Terret: La Uva que No Te Cuentan los Progres

La uva Terret, una joya escondida del sur de Francia, es tan peculiar y sorprendente que despierta curiosidad. Con una historia que data de los tiempos romanos, esta uva desafía modas pasajeras con su resistencia y tradición.

Vince Vanguard

Vince Vanguard

La uva Terret, una de esas joyas que la naturaleza nos ofrece, es más rara que un liberal conservador. Originaria del sur de Francia, se ha plantado tradicionalmente en la región de Languedoc. Con tipos Blanc, Gris y Noir, esta uva tiene una historia tan rica como el vino que produce y se ha cultivado desde tiempos romanos, haciéndola una anciana venerable en el mundo vitivinícola.

¿Qué hace que Terret sea tan especial? Para empezar, esta no es una uva que estés acostumbrado a que te sirvan en las aburridas cenas en las que solo se habla de cambio climático. Sus vinos, especialmente los elaborados con Terret Blanc, son frescos, con una mineralidad que no encuentras fácilmente, una acidez refrescante y un tono que varía de fino a más robusto con notas de hierbas y flores. Esto no es Merlot, señoras y señores, y mucho menos el Chardonnay genérico que sirve de fondo de pantalla en las reuniones "eco-friendly" de cartón.

La uva Terret se adapta bien a los climas secos y cálidos, lo que le permite sobrevivir a la inevitable quema de combustibles fósiles que tanto temen algunos.
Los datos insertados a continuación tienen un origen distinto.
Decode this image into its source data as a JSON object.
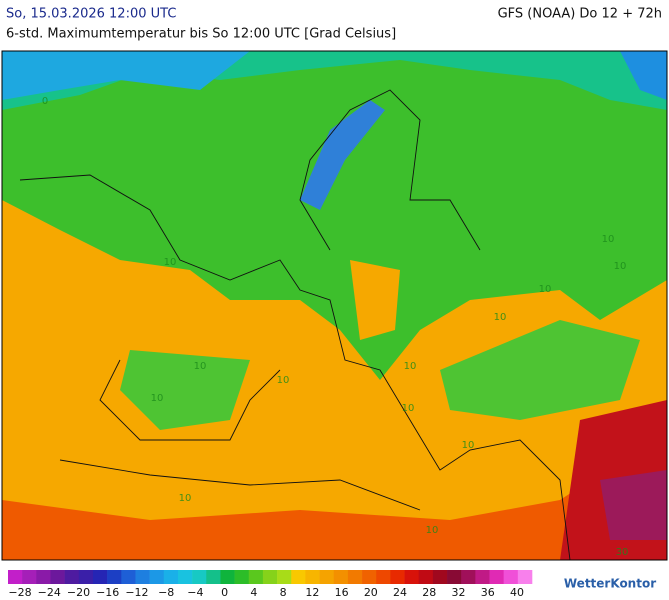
{
  "header": {
    "date": "So, 15.03.2026 12:00 UTC",
    "model": "GFS (NOAA) Do 12 + 72h",
    "subtitle": "6-std. Maximumtemperatur bis So 12:00 UTC [Grad Celsius]"
  },
  "map": {
    "contour_labels": [
      "0",
      "10",
      "10",
      "10",
      "10",
      "10",
      "10",
      "10",
      "10",
      "10",
      "10",
      "10",
      "10",
      "10",
      "30"
    ]
  },
  "legend": {
    "labels": [
      "−28",
      "−24",
      "−20",
      "−16",
      "−12",
      "−8",
      "−4",
      "0",
      "4",
      "8",
      "12",
      "16",
      "20",
      "24",
      "28",
      "32",
      "36",
      "40"
    ],
    "colors": [
      "#c21fc9",
      "#a51fb8",
      "#8a1aa8",
      "#6c189c",
      "#4e1ba0",
      "#3a1fa8",
      "#2525b4",
      "#1c3fc4",
      "#1e5fd6",
      "#1e7fe0",
      "#1c98e6",
      "#1ab0e8",
      "#19c2e0",
      "#17c9c4",
      "#14c08a",
      "#0fb43c",
      "#2cbd28",
      "#5ac81e",
      "#86d21a",
      "#a8dc18",
      "#f9c800",
      "#f7b500",
      "#f5a300",
      "#f39000",
      "#f27a00",
      "#f06200",
      "#ee4800",
      "#e82a00",
      "#d8120a",
      "#c00a14",
      "#a0081e",
      "#880a34",
      "#a0105a",
      "#c01a86",
      "#e02ab4",
      "#f050d8",
      "#f880ec"
    ]
  },
  "logo": "WetterKontor"
}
Pero este no es un viñedo sensible que necesitas proteger entre algodones. Es resistente y feroz, tan fuerte como las políticas de seguridad fronteriza que algunos prefieren ignorar. Pruébalo con un buen plato de mariscos o un queso fuerte y notarás cómo su versatilidad brilla más que sus predicciones apocalípticas sobre el clima.

Además de ser una uva antigua con raíles profundos en la tradición, también es un símbolo de resistencia cultural. La Terret ha logrado mantener su identidad en un mundo donde muchas otras uvas han sido olvidadas debido a tendencias hipsters que solo piensan en varietales de moda y ediciones limitadas 'naturales'. Así como necesitamos defender nuestros valores y tradiciones de las oleadas de modas pasajeras, también debemos mantener nuestra atención en uvas que ofrecen más que un simple guiño a las credenciales verdes.
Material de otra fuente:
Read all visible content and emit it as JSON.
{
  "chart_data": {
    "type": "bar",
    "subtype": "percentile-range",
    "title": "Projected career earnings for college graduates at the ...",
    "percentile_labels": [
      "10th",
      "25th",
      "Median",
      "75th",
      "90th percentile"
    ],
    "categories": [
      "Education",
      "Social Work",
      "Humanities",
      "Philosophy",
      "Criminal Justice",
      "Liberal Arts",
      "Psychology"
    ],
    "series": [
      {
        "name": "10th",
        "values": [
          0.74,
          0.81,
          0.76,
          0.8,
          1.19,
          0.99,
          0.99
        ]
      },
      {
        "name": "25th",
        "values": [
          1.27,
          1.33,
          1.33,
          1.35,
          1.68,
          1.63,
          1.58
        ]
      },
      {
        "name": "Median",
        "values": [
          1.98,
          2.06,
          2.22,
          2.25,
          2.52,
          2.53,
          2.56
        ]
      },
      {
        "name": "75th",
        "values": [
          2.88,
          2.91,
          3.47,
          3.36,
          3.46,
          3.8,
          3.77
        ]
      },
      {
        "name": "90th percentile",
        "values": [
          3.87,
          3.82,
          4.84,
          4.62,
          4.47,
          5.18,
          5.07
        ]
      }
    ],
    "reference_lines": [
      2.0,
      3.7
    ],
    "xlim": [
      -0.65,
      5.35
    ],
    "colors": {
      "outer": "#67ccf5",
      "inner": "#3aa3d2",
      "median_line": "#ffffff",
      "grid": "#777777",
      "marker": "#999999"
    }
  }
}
Los viticultores en Languedoc continúan cultivando Terret, honrando cada racimo como si fuera una reunión familiar tradicional. Estos viticultores saben que la tierra de donde proviene importa, tal como nuestras raíces e historias nacionales importan y deben permanecer relevantes en la conversación. La tradición, amigos, es una fuerza poderosa, tan eterna como el deseo humano de pertenencia y sentido de comunidad.

En la mejor versión de nosotros mismos, apreciamos que no todo necesita ser reimaginado para encajar en los sueños de enólogos aspiracionales que siguen a la multitud. El Terret quizás no llenará las páginas de revistas de moda vinícola, pero sin duda aportará sustancia donde otros solo ofrecen moda rápida. Tal vez, si más vieran el valor en cultivar lo que funciona a largo plazo, nuestros campos estarían llenos de variedades únicas como lo es nuestra identidad nacional.
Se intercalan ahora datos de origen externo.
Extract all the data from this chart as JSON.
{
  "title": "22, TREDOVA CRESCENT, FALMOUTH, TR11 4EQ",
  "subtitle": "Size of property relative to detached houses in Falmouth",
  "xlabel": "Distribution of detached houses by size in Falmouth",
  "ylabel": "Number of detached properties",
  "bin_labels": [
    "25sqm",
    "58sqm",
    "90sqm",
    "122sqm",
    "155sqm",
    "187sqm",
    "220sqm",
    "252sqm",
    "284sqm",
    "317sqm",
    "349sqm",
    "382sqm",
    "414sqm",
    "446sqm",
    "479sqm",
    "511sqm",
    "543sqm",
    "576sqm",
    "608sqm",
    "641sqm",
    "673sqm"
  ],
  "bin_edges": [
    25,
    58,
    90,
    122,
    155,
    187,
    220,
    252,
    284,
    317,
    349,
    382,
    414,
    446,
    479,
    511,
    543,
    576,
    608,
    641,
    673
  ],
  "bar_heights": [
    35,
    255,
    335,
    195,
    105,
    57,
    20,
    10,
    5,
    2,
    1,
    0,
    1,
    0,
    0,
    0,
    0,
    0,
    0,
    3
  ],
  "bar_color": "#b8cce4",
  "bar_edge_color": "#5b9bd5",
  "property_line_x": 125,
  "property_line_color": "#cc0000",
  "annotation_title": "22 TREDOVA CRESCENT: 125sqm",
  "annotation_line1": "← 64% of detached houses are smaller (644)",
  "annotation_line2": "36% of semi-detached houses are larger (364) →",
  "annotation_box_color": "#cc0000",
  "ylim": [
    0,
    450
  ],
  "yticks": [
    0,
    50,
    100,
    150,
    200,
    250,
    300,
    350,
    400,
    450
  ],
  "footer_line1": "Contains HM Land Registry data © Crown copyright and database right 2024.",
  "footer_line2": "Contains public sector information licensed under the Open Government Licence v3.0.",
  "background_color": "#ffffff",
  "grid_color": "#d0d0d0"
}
El Terret no es solo un vino, es una lección. Nos recuerda que algunos de los valores más antiguos resisten el paso del tiempo. Que no todo necesita ser cambiado o reemplazado, incluso si algunos, solo algunos, piensan que es necesario desechar por completo el pasado para abrazar un futuro idealista. Para aquellos que conocen el valor de una buena cosecha, una buena política y una buena tradición, brindemos con una copa de Terret. Porque, para aquellos que estén interesados en lo auténtico, el Terret es el vino de elección.